Replication files for the 2020 edition of USHMM's statistical risk assessment.
You should use the data stored in the repo, "prepared2019predictors-2020-08-10.RData". This is preferable to regenerating the data yourself, since doing so requires a host of anciliary files, pulling data from online sources, etc. We nevertheless include a folder containing the R files used to make the data (Make Data), for reference and replicability. Within this folder:
- "Adding in new data" is an R Markdown file that appends data for each country in 2019 to the prepared data through 2018.
- The input folder contains the data prepared through 2018 from last year's analysis: "prepared2018predictors_2_11_20.RData"

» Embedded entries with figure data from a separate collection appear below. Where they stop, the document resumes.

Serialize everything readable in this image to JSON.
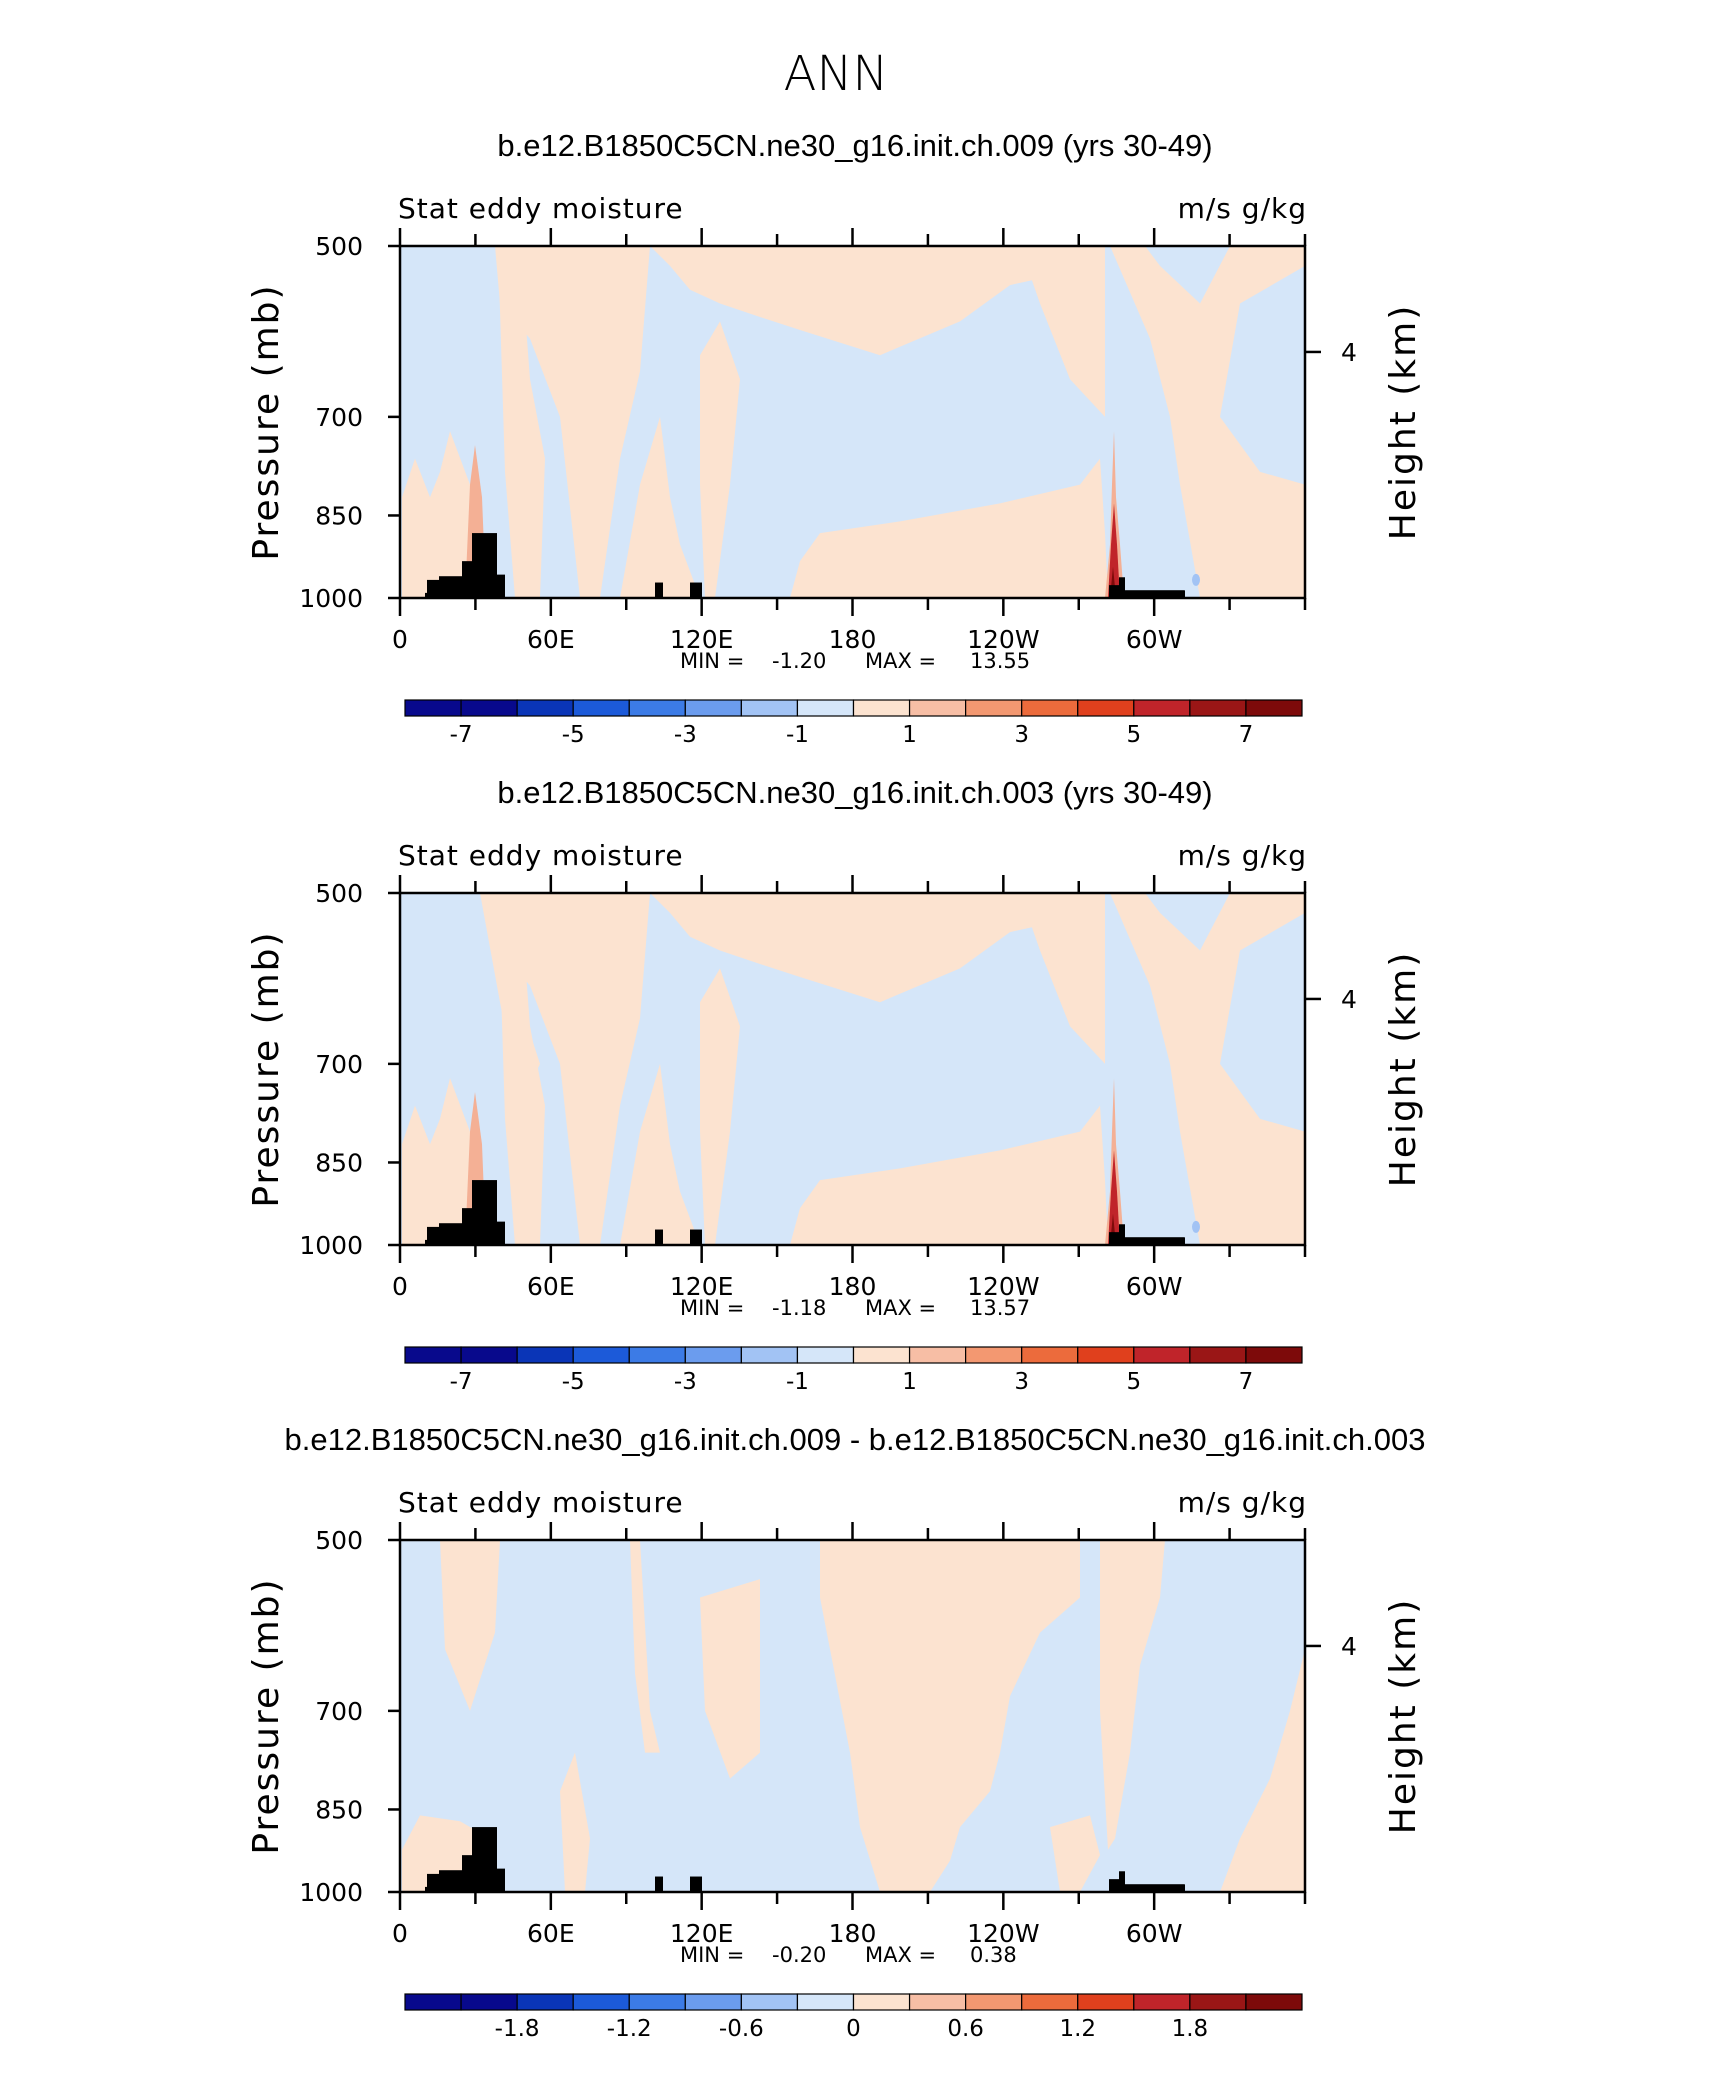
{
  "figure_title": "ANN",
  "colors": {
    "blue_fill": "#d5e6f9",
    "orange_fill": "#fce3d0",
    "orange_mid": "#f4b095",
    "red_hot": "#c0242a",
    "red_dark": "#7d0a0a",
    "land_mask": "#000000",
    "axis": "#000000"
  },
  "chart_data": [
    {
      "type": "contour",
      "title": "b.e12.B1850C5CN.ne30_g16.init.ch.009 (yrs 30-49)",
      "left_string": "Stat eddy moisture",
      "right_string": "m/s g/kg",
      "ylabel": "Pressure (mb)",
      "ylabel_right": "Height (km)",
      "yticks": [
        "500",
        "700",
        "850",
        "1000"
      ],
      "ytick_values": [
        500,
        700,
        850,
        1000
      ],
      "yticks_right": [
        "4"
      ],
      "xticks": [
        "0",
        "60E",
        "120E",
        "180",
        "120W",
        "60W"
      ],
      "xtick_values": [
        0,
        60,
        120,
        180,
        240,
        300
      ],
      "xlim": [
        0,
        360
      ],
      "ylim": [
        1000,
        500
      ],
      "min_label": "MIN =",
      "min_value": "-1.20",
      "max_label": "MAX =",
      "max_value": "13.55",
      "colorbar": {
        "labels": [
          "-7",
          "-5",
          "-3",
          "-1",
          "1",
          "3",
          "5",
          "7"
        ],
        "colors": [
          "#08098c",
          "#0a35b7",
          "#1c5ad9",
          "#3c7be6",
          "#6b9cee",
          "#a2c3f4",
          "#d5e6f9",
          "#fce3d0",
          "#f7bea5",
          "#f39871",
          "#ec6b3c",
          "#e0401d",
          "#c0242a",
          "#9a1616",
          "#7d0a0a"
        ]
      },
      "variant": "a"
    },
    {
      "type": "contour",
      "title": "b.e12.B1850C5CN.ne30_g16.init.ch.003 (yrs 30-49)",
      "left_string": "Stat eddy moisture",
      "right_string": "m/s g/kg",
      "ylabel": "Pressure (mb)",
      "ylabel_right": "Height (km)",
      "yticks": [
        "500",
        "700",
        "850",
        "1000"
      ],
      "ytick_values": [
        500,
        700,
        850,
        1000
      ],
      "yticks_right": [
        "4"
      ],
      "xticks": [
        "0",
        "60E",
        "120E",
        "180",
        "120W",
        "60W"
      ],
      "xtick_values": [
        0,
        60,
        120,
        180,
        240,
        300
      ],
      "xlim": [
        0,
        360
      ],
      "ylim": [
        1000,
        500
      ],
      "min_label": "MIN =",
      "min_value": "-1.18",
      "max_label": "MAX =",
      "max_value": "13.57",
      "colorbar": {
        "labels": [
          "-7",
          "-5",
          "-3",
          "-1",
          "1",
          "3",
          "5",
          "7"
        ],
        "colors": [
          "#08098c",
          "#0a35b7",
          "#1c5ad9",
          "#3c7be6",
          "#6b9cee",
          "#a2c3f4",
          "#d5e6f9",
          "#fce3d0",
          "#f7bea5",
          "#f39871",
          "#ec6b3c",
          "#e0401d",
          "#c0242a",
          "#9a1616",
          "#7d0a0a"
        ]
      },
      "variant": "b"
    },
    {
      "type": "contour",
      "title": "b.e12.B1850C5CN.ne30_g16.init.ch.009 - b.e12.B1850C5CN.ne30_g16.init.ch.003",
      "left_string": "Stat eddy moisture",
      "right_string": "m/s g/kg",
      "ylabel": "Pressure (mb)",
      "ylabel_right": "Height (km)",
      "yticks": [
        "500",
        "700",
        "850",
        "1000"
      ],
      "ytick_values": [
        500,
        700,
        850,
        1000
      ],
      "yticks_right": [
        "4"
      ],
      "xticks": [
        "0",
        "60E",
        "120E",
        "180",
        "120W",
        "60W"
      ],
      "xtick_values": [
        0,
        60,
        120,
        180,
        240,
        300
      ],
      "xlim": [
        0,
        360
      ],
      "ylim": [
        1000,
        500
      ],
      "min_label": "MIN =",
      "min_value": "-0.20",
      "max_label": "MAX =",
      "max_value": "0.38",
      "colorbar": {
        "labels": [
          "-1.8",
          "-1.2",
          "-0.6",
          "0",
          "0.6",
          "1.2",
          "1.8"
        ],
        "colors": [
          "#08098c",
          "#0a35b7",
          "#1c5ad9",
          "#3c7be6",
          "#6b9cee",
          "#a2c3f4",
          "#d5e6f9",
          "#fce3d0",
          "#f7bea5",
          "#f39871",
          "#ec6b3c",
          "#e0401d",
          "#c0242a",
          "#9a1616",
          "#7d0a0a"
        ]
      },
      "variant": "diff"
    }
  ]
}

- The output folder contains the prepared data, updated through 2019: "prepared2019predictors-2020-08-10.RData"
- The output folder also contains an updated file with just the mass killing variables: "mkl_data.csv"

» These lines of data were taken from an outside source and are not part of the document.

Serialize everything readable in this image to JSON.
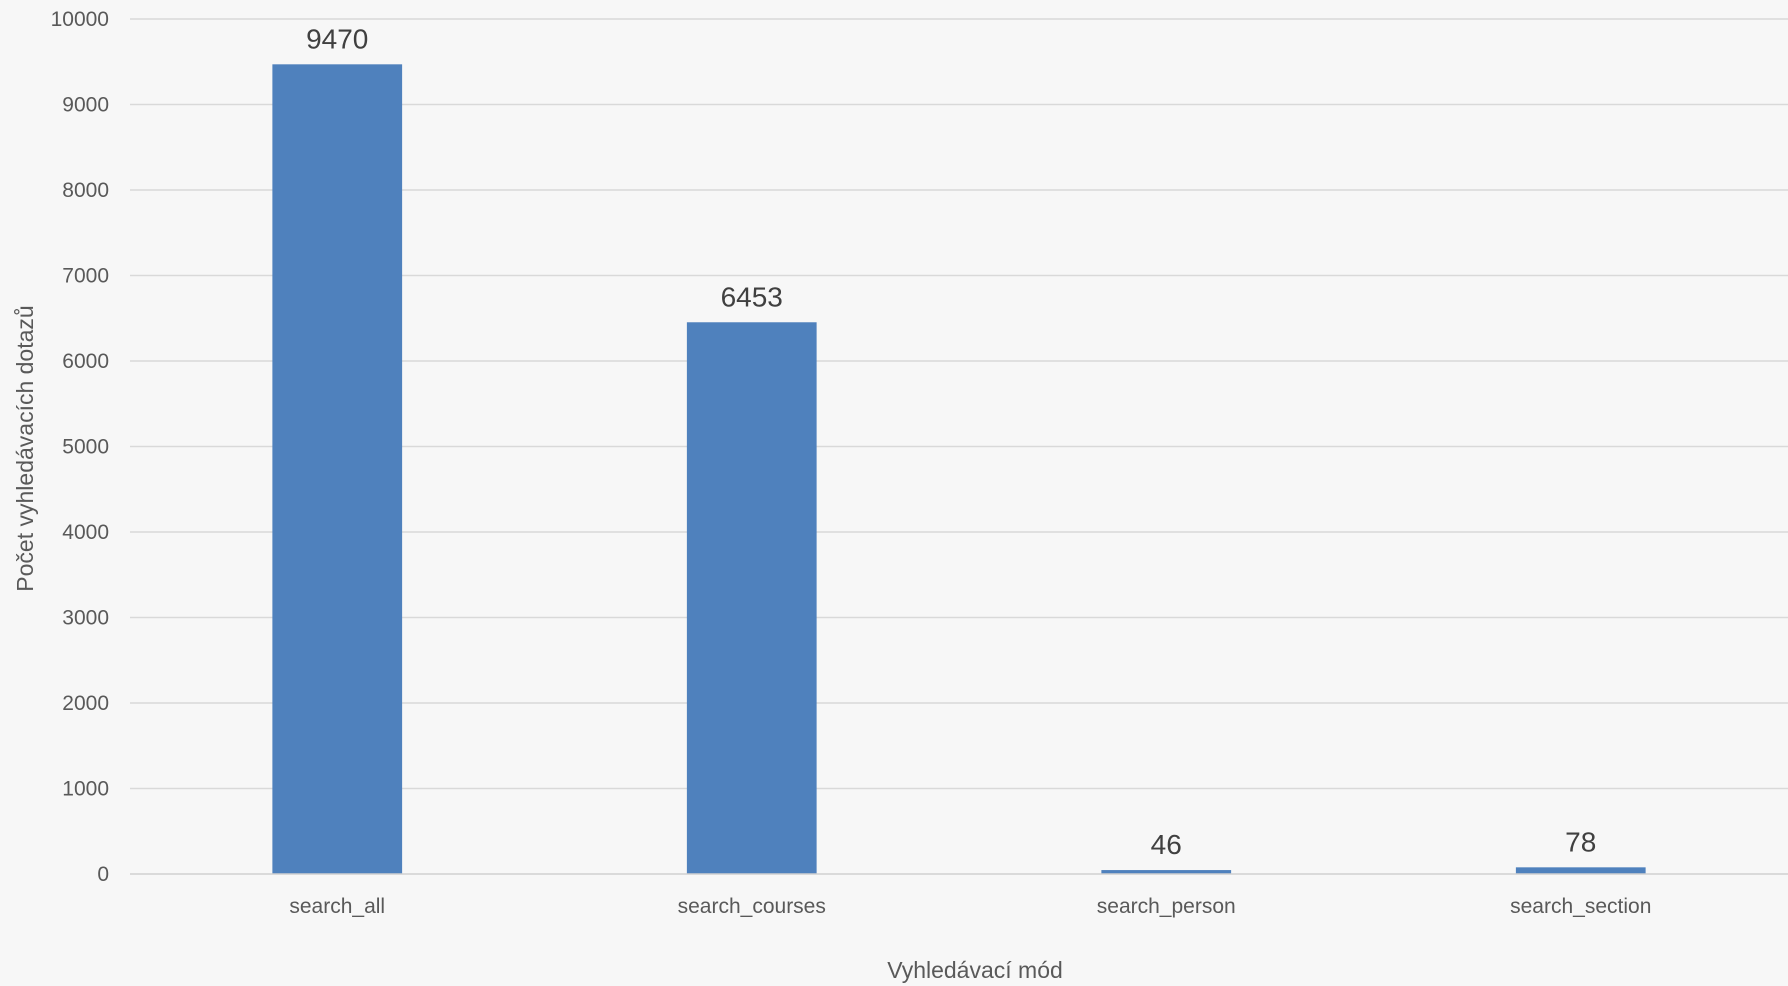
{
  "chart_data": {
    "type": "bar",
    "categories": [
      "search_all",
      "search_courses",
      "search_person",
      "search_section"
    ],
    "values": [
      9470,
      6453,
      46,
      78
    ],
    "data_labels": [
      "9470",
      "6453",
      "46",
      "78"
    ],
    "xlabel": "Vyhledávací mód",
    "ylabel": "Počet vyhledávacích dotazů",
    "ylim": [
      0,
      10000
    ],
    "yticks": [
      0,
      1000,
      2000,
      3000,
      4000,
      5000,
      6000,
      7000,
      8000,
      9000,
      10000
    ],
    "ytick_labels": [
      "0",
      "1000",
      "2000",
      "3000",
      "4000",
      "5000",
      "6000",
      "7000",
      "8000",
      "9000",
      "10000"
    ],
    "grid": true,
    "legend": "none",
    "bar_color": "#4f81bd",
    "background_color": "#f7f7f7",
    "grid_color": "#d9d9d9"
  }
}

The main files of interest are likely in the Modelling folder.
- "run model" is an R Markdown file that takes the latest data ("prepared2019predictors-2020-08-10.RData") and generates forecasts. It allows you to input a vector of base years, from which you would like to generate one and two-year forecasts. The most relevant forecasts have been included in the results folder, generated from base year 2019, predicting outcomes in the next year (2020) and in the next two years (2020 and 2021). Note that if you choose to run the model for base years earlier than 2016, there is some missingness in the data that will prevent you from getting predicted probabilities for all 162 of the countries.
- "base2019-run-2020-08-18" and "base2019-coeffs-run-2020-08-18" are the outputs of the "run model" file. The former file shows the predicted probabilities for each country, and the latter shows the weights for each of the predictors selected.